Quand il accueillera Barack Obama, «Bibi» Nétanyahou recevra un président des États-Unis qui l'a traité, selon la presse, de lâche. C'est peu dire que les deux dirigeants, aux antipodes, ne s'apprécient guère. Pourtant, ce couple mal assorti est forcé de composer, Iran oblige.

À la veille de la première visite du président américain en Israël, du 20 au 22 mars, chacun jure que les liens personnels, notoirement difficiles, entre l'hôte de la Maison-Blanche et le premier ministre israélien n'entravent pas un partenariat historique qui n'a jamais été aussi solide.

«J'ai rencontré "Bibi" plus que n'importe quel autre dirigeant. Nous avons une formidable relation professionnelle : il est très direct avec moi quant à ses opinions sur plusieurs sujets et je suis très direct avec lui quant à mes opinions sur certaines questions. Mais on arrive à faire des choses», a confié jeudi M. Obama à la télévision israélienne.

«Il y a eu des moments où "Bibi" et moi avons eu des divergences, mais la relation entre les deux pays et les deux peuples est si forte que les divergences politiques - pas personnelles, politiques - finissent toujours par être surmontées», a-t-il insisté, en répétant ostensiblement le surnom de Benyamin Nétanyahou.

Même son de cloche côté israélien. «Les chefs d'État sont des gens pragmatiques», argue Danny Ayalon, ex-ambassadeur aux États-Unis et numéro deux des Affaires étrangères jusqu'à peu.

«Les différends du passé ne comptent pas», a déclaré M. Ayalon à l'AFP, en assurant que le financement américain du système antimissile israélien Dôme de fer n'était que «la partie visible de l'iceberg».

Mais c'est faire peu de cas des désaccords, en particulier sur le nucléaire iranien, mais aussi sur la colonisation, qui opposent depuis quatre ans le premier ministre israélien au président américain.

Peu de cas aussi des coups de froid à répétition entre eux.

Camouflets de part et d'autre

En mars 2010, le président Obama avait préféré dîner en famille plutôt qu'avec M. Nétanyahou après des entretiens tendus à la Maison-Blanche sur la colonisation.

En mai 2011, le premier ministre israélien infligeait un camouflet à son hôte dans le Bureau ovale, rejetant sur un ton doctoral, devant les caméras et face à un Barack Obama impassible, sa proposition d'un État palestinien sur la base des lignes d'armistice de 1967.

En outre, le soutien peu discret de «Bibi l'Américain» - qui a passé sa jeunesse aux États-Unis, proche des «néoconservateurs» de Washington - au candidat républicain Mitt Romney, n'a échappé à personne, au point que certains en Israël craignent que M. Obama ne cherche à «se venger».

Plus récemment, selon des propos rapportés par un éditorialiste américain, M. Obama aurait fustigé la «lâcheté» de M. Nétanyahou face au groupe de pression des colons, qui a gagné du poids dans son nouveau gouvernement.

Paradoxalement, compte tenu des ambitions limitées de règlement du conflit israélo-palestinien, c'est sur le dossier le plus risqué, la crise nucléaire iranienne - priorité du voyage présidentiel américain - que les deux hommes pourraient se rapprocher.

À la télévision israélienne, Barack Obama s'est ainsi efforcé de rassurer son hôte.
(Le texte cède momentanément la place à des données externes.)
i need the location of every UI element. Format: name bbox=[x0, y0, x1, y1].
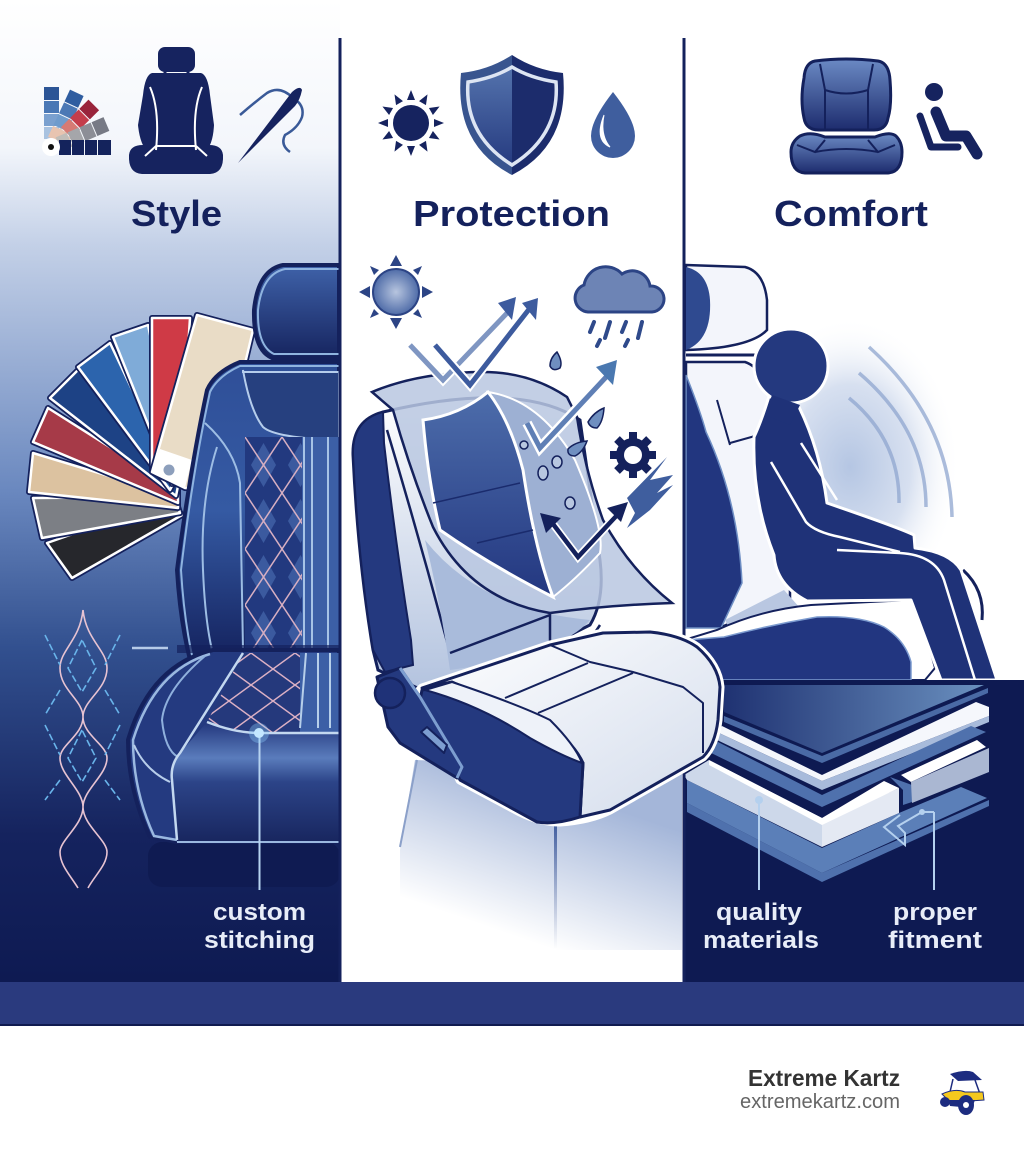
footer brand text: Extreme Kartz bbox=[748, 1065, 900, 1091]
heading: comfort: Comfort bbox=[774, 193, 928, 234]
seat: protection backrest bbox=[353, 398, 601, 690]
icon: gear bbox=[610, 432, 656, 478]
icon: cushion seat bbox=[791, 59, 902, 173]
icon: sun bbox=[378, 90, 444, 156]
footer brand text bbox=[740, 1065, 900, 1113]
label: quality materials: materials bbox=[703, 927, 819, 954]
seat: cushion bbox=[128, 650, 340, 887]
footer brand text: extremekartz.com bbox=[740, 1091, 900, 1113]
icon: seated person bbox=[920, 83, 977, 154]
callout lines: comfort bbox=[755, 796, 934, 890]
panel: comfort bbox=[683, 0, 1024, 982]
label: custom stitching: stitching bbox=[204, 927, 315, 954]
label: quality materials bbox=[703, 899, 819, 954]
label: proper fitment: fitment bbox=[888, 927, 982, 954]
seat: comfort bbox=[684, 265, 982, 680]
label: custom stitching: custom bbox=[213, 899, 306, 926]
seat: backrest bbox=[177, 362, 339, 660]
label: proper fitment: proper bbox=[893, 899, 977, 926]
seat: headrest bbox=[254, 265, 339, 362]
seat: protection cushion bbox=[375, 632, 720, 823]
arrows and water drops bbox=[410, 297, 628, 557]
icon: needle and thread bbox=[238, 88, 303, 163]
icon: shield bbox=[460, 55, 564, 175]
silhouette: seated person bbox=[754, 329, 997, 680]
under-seat shadow bbox=[400, 760, 682, 950]
motion glow bbox=[740, 317, 960, 617]
material fan bbox=[29, 315, 253, 578]
label: proper fitment bbox=[888, 899, 982, 954]
callout line: stitching bbox=[132, 648, 269, 890]
motion arcs bbox=[849, 347, 952, 517]
base block bbox=[683, 680, 1024, 982]
heading: protection: Protection bbox=[413, 193, 610, 234]
icon: seat bbox=[129, 47, 223, 174]
protective sheet bbox=[372, 372, 672, 613]
material layers bbox=[684, 685, 989, 882]
heading: style: Style bbox=[131, 193, 222, 234]
motion streak bbox=[627, 457, 673, 528]
label: quality materials: quality bbox=[716, 899, 803, 926]
icon: golf kart logo bbox=[940, 1071, 984, 1115]
icon: weather sun bbox=[359, 255, 433, 329]
icon: rain cloud bbox=[575, 267, 664, 346]
icon: colour swatch fan bbox=[42, 87, 111, 156]
stitching pattern bbox=[45, 610, 120, 888]
panel: protection bbox=[342, 0, 720, 982]
panel dividers bbox=[340, 38, 684, 982]
label: custom stitching bbox=[204, 899, 315, 954]
icon: water drop bbox=[591, 92, 635, 158]
panel: style bbox=[0, 0, 340, 982]
bottom band bbox=[0, 982, 1024, 1026]
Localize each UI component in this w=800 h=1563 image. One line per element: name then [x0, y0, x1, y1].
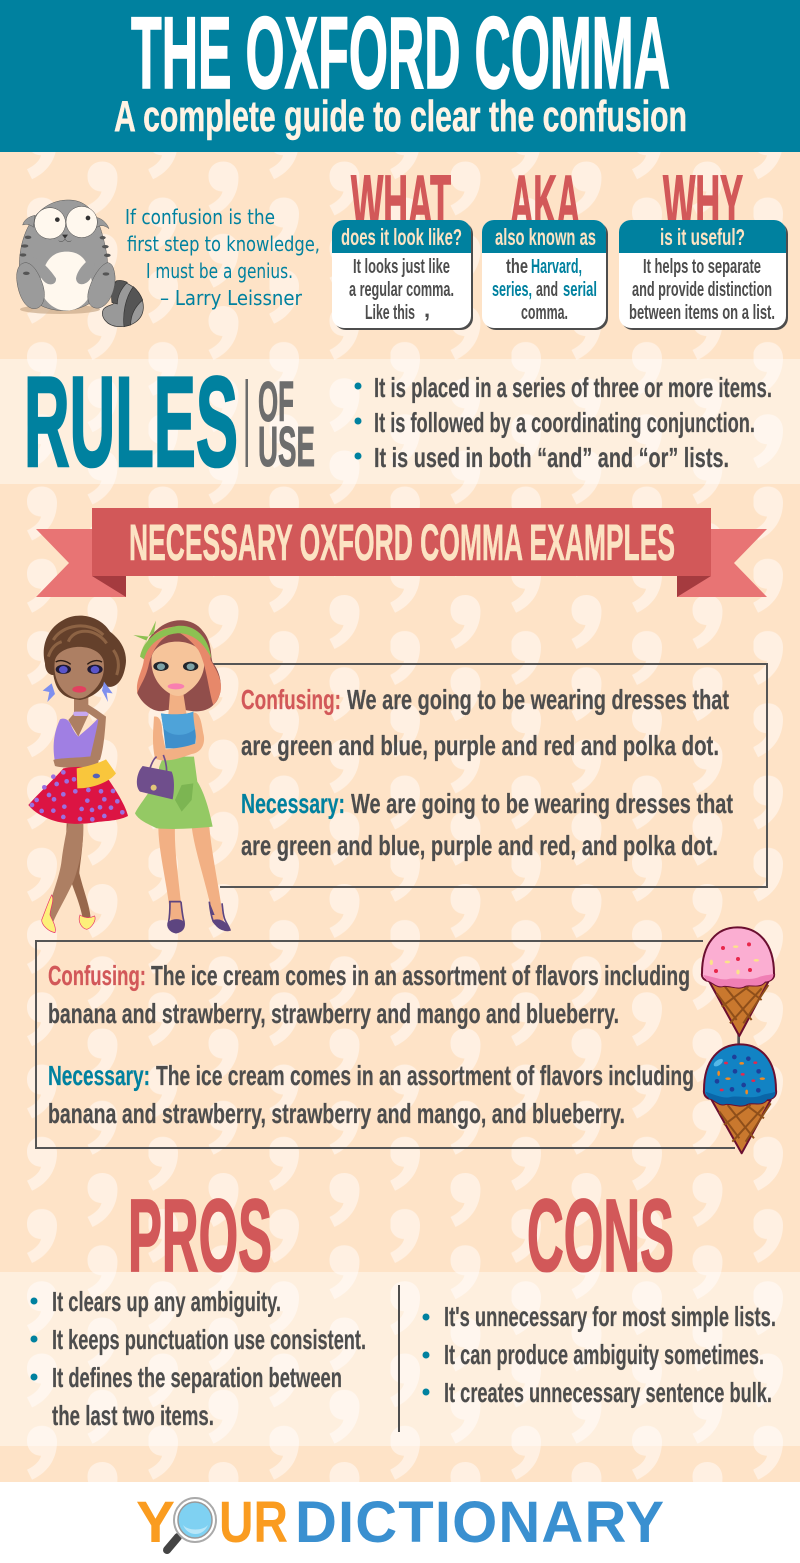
hair: [44, 616, 126, 700]
green skirt: [135, 757, 213, 829]
cat stripes: [20, 236, 111, 276]
rules list: [354, 372, 772, 473]
panel: aka: also known as: [495, 224, 596, 250]
panel: rules of use: RULES: [24, 351, 238, 494]
panel: aka: serial: [563, 279, 597, 301]
legs: [66, 823, 91, 918]
shoes: [42, 895, 55, 933]
panel: what: It looks just like: [353, 256, 450, 278]
pros list: the last two items.: [52, 1400, 214, 1431]
pros list: [30, 1286, 366, 1431]
necessary example: Necessary:: [48, 1060, 150, 1091]
panel: dresses example: [212, 664, 767, 887]
green headband: [140, 626, 211, 659]
pink cone: [702, 927, 774, 1036]
panel: pros and cons: [0, 1272, 800, 1446]
footer logo: DICTIONARY: [295, 1490, 664, 1555]
panel: what: WHAT: [351, 160, 451, 243]
neck: [68, 693, 88, 737]
footer logo: UR: [219, 1490, 288, 1555]
necessary example: [48, 1060, 694, 1129]
ribbon heading: [36, 508, 767, 597]
necessary example: [241, 788, 733, 861]
face: [151, 642, 204, 696]
panel: what: does it look like?: [341, 224, 462, 250]
icon: ice cream cones: [702, 927, 776, 1153]
quote: first step to knowledge,: [127, 232, 320, 256]
cat body: [19, 200, 108, 311]
illustration: girl in green skirt: [133, 620, 230, 933]
confusing example: [241, 684, 729, 761]
panel: rules of use: [0, 351, 800, 494]
confusing example: Confusing:: [241, 684, 341, 715]
panel: why: is it useful?: [660, 224, 745, 250]
cat eyes: [34, 208, 66, 239]
face: [54, 647, 104, 698]
cons list: [422, 1301, 776, 1408]
footer logo: Y: [136, 1490, 175, 1555]
lips: [168, 683, 184, 689]
pros list: It defines the separation between: [52, 1362, 342, 1393]
heading: of use: OF: [258, 370, 294, 434]
confusing example: [48, 960, 690, 1029]
panel: why: [619, 160, 788, 330]
heading: of use: [258, 370, 315, 479]
top: [54, 715, 101, 762]
legs: [158, 827, 183, 922]
quote: I must be a genius.: [146, 259, 293, 283]
arms: [153, 713, 204, 760]
panel: ice cream example: [36, 941, 735, 1148]
skirt: [28, 767, 128, 824]
lips: [72, 686, 86, 693]
panel: aka: AKA: [510, 160, 580, 243]
panel: what: a regular comma.: [349, 279, 454, 301]
panel: aka: the: [506, 256, 528, 278]
cat arms and legs: [17, 257, 115, 309]
yellow purse: [77, 759, 116, 788]
earrings: [43, 683, 55, 702]
panel: aka: series,: [492, 279, 532, 301]
footer logo: [0, 1482, 800, 1563]
panel: what: Like this: [365, 302, 415, 324]
blue cone: [704, 1044, 776, 1153]
quote: – Larry Leissner: [160, 286, 303, 310]
purple bag: [137, 755, 174, 799]
neck: [168, 693, 187, 715]
panel: what: [332, 160, 473, 330]
panel: aka: [482, 160, 608, 330]
header banner: [0, 0, 800, 152]
blue top: [161, 712, 197, 748]
eyes: [56, 661, 103, 674]
eyes: [153, 662, 198, 671]
text: PROS: [128, 1178, 272, 1293]
quote: If confusion is the: [125, 205, 275, 229]
quote: [125, 205, 320, 310]
hair back: [137, 620, 221, 711]
arm: [80, 702, 106, 760]
icon: confused cat: [17, 200, 143, 327]
confusing example: Confusing:: [48, 960, 146, 991]
icon: magnifying glass: [167, 1498, 216, 1550]
shoes: [168, 902, 184, 933]
pros list: It keeps punctuation use consistent.: [52, 1324, 366, 1355]
panel: aka: Harvard,: [531, 256, 582, 278]
panel: what: ,: [424, 297, 430, 322]
front hair: [137, 627, 221, 705]
necessary example: Necessary:: [241, 788, 345, 819]
pros list: It clears up any ambiguity.: [52, 1286, 281, 1317]
panel: aka: comma.: [521, 302, 568, 324]
panel: aka: and: [536, 279, 558, 301]
cat tail: [102, 280, 143, 327]
cat belly: [40, 252, 92, 311]
panel: rules of use: USE: [258, 415, 315, 479]
illustration: girl in red skirt: [28, 616, 128, 933]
Il a admis que la possession de l'arme nucléaire par l'Iran serait une «ligne rouge» pour son administration, reprenant l'expression favorite de M. Nétanyahou, réaffirmant que «toutes les options sont sur la table».

«Il est clair qu'en dépit des pressions internationales, des sanctions et de la diplomatie, les Iraniens se hâtent de se doter de matériaux fissiles pour fabriquer une bombe. Il faut les stopper», a expliqué à l'AFP un responsable du gouvernement israélien sous couvert de l'anonymat.

«Quelles que soient leurs relations personnelles, rien n'empêcherait (MM. Nétanyahou et Obama) de le faire. Chacun d'eux en comprend l'importance historique», a-t-il assuré.